Jing believes that the transition of life from rural to urban areas has helped reduce the suicide rate among rural women as well as the national suicide rate.

But Jing has noticed a strange phenomenon. In most countries, the suicide rate among youths is higher than that among senior citizens. But in China, it is the opposite. Besides, the suicide rate among the senior citizens in urban areas increased remarkably during a period in this decade.

Since the major causes that force senior citizens to commit suicide are disillusionment with the world because of chronic illnesses and/or family conflicts, Jing says the high suicide rate among them in urban areas has something to do with social factors such as aging, lack of medical security and conflicts caused by large-scale demolitions.

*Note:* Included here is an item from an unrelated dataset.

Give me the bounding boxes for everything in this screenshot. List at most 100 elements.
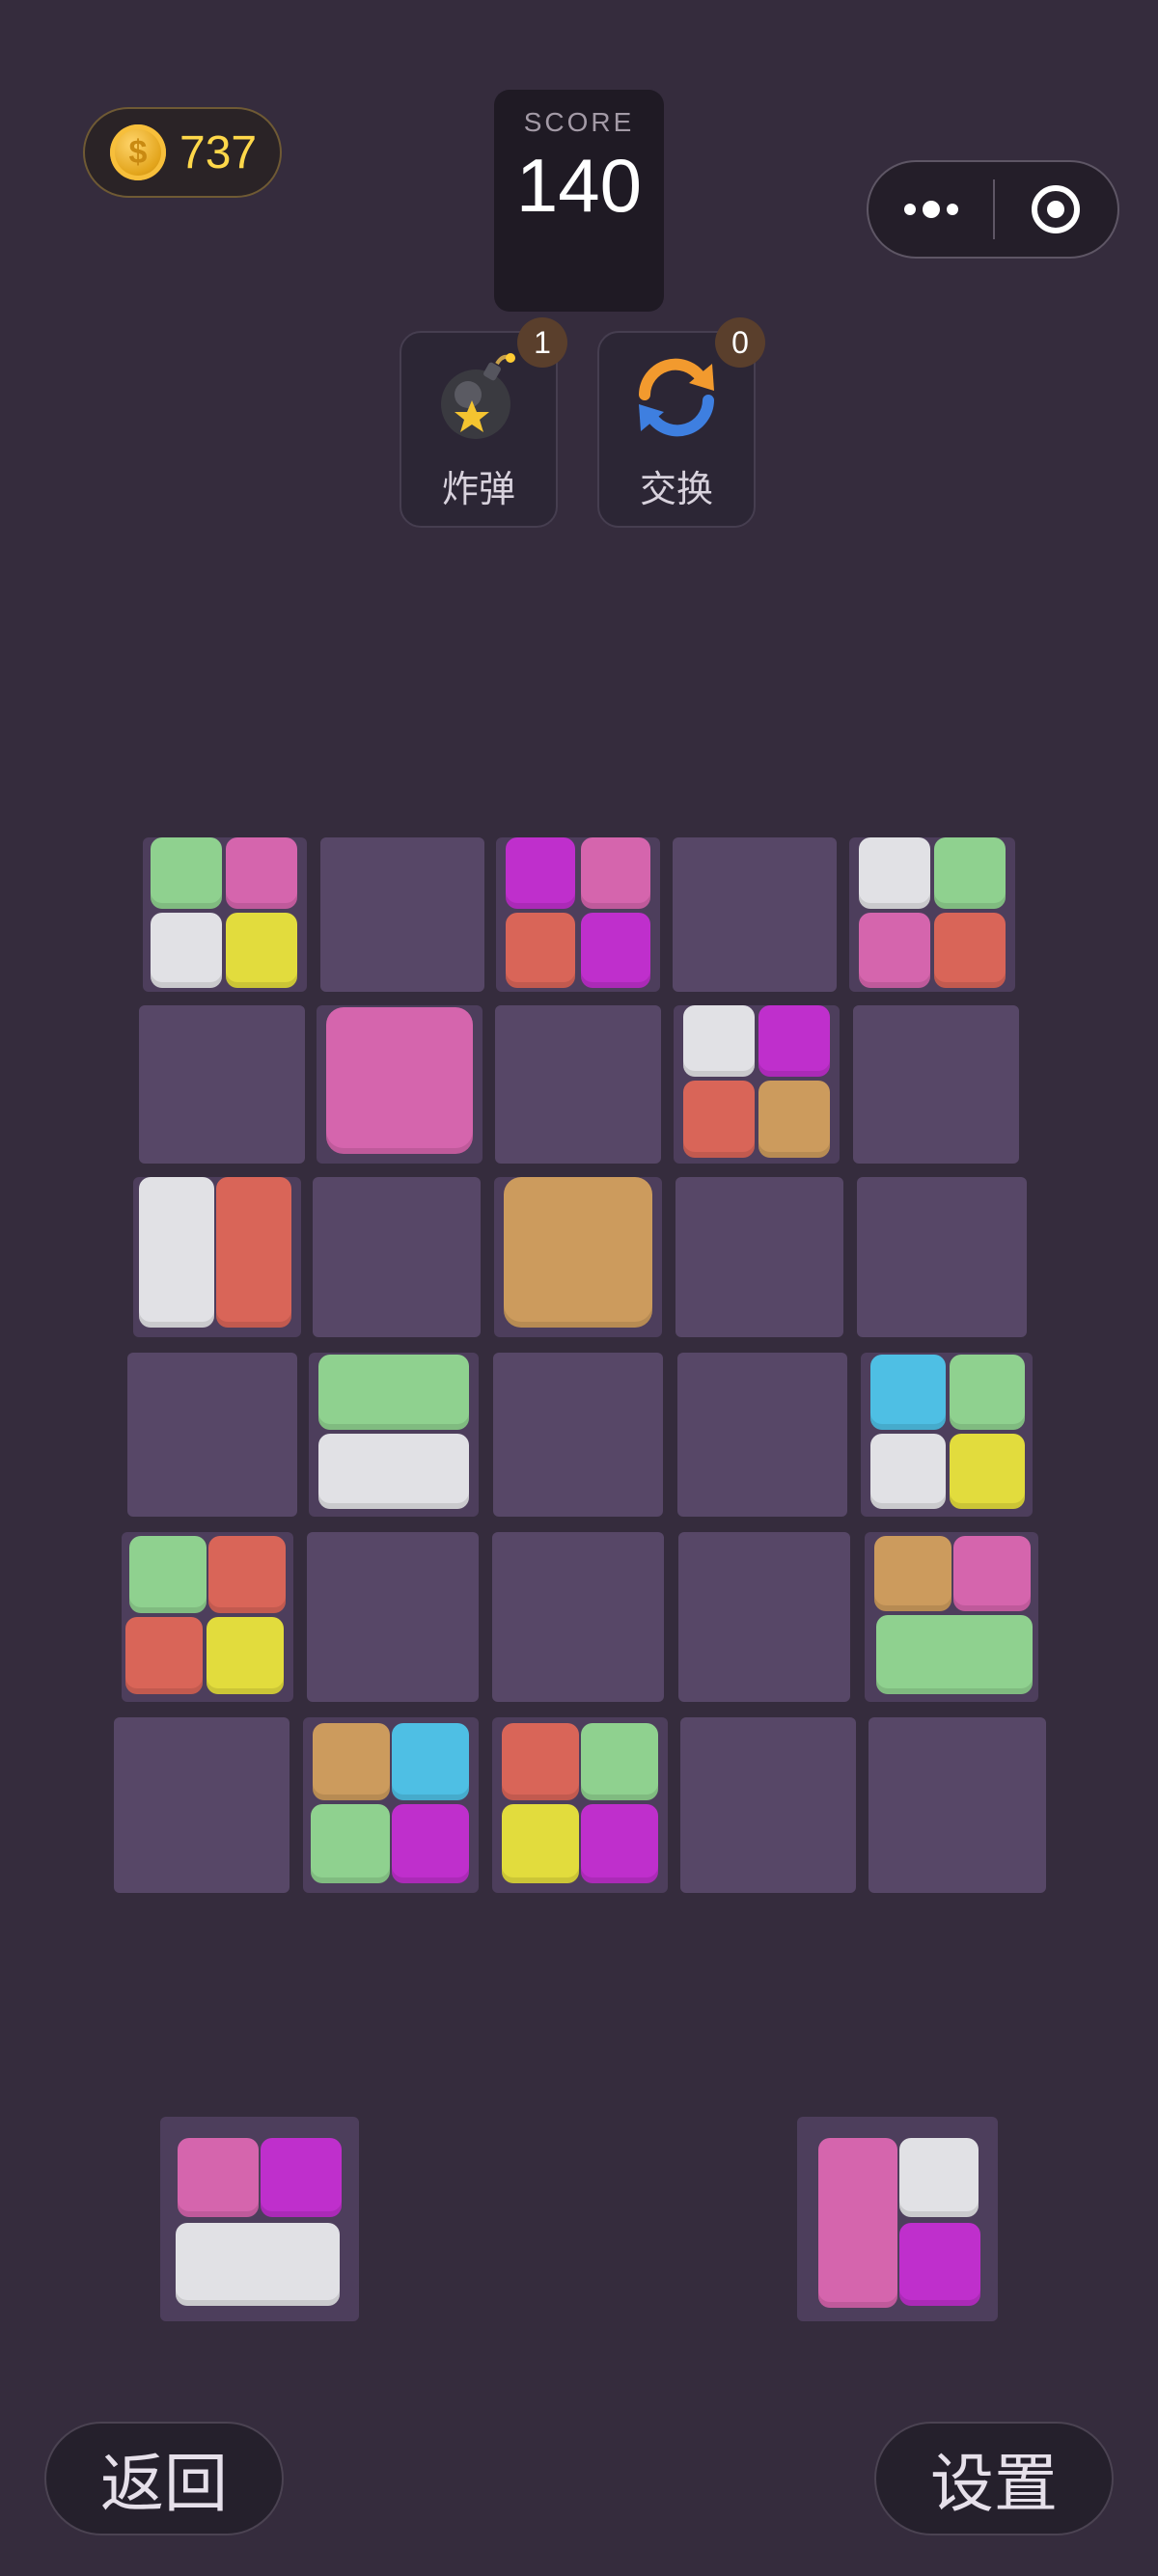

Several facts support Jing's deduction. The suicide rate among senior citizens in urban areas fell in 2006, the year the National Basic Medical Insurance System for Urban Residents was implemented. Many a hutong in Beijing has been demolished since the 1990s and the resultant family conflicts caused by the relocation of the residents - especially senior citizens - have increased. These factors coincided with the increase in the suicide rate among senior citizens.

Jing criticizes attempts to exaggerate China's suicide rate, and tries to correct the public's false impression through his study.

And he disagrees with people who attribute suicides mainly to mental illness .

As a sociologist, Jing regards suicide as a social issue, and believes improvement of social policies will reduce the suicide rate even further. More people's lives can be saved if the authorities adjust our social environment for the better, he concludes.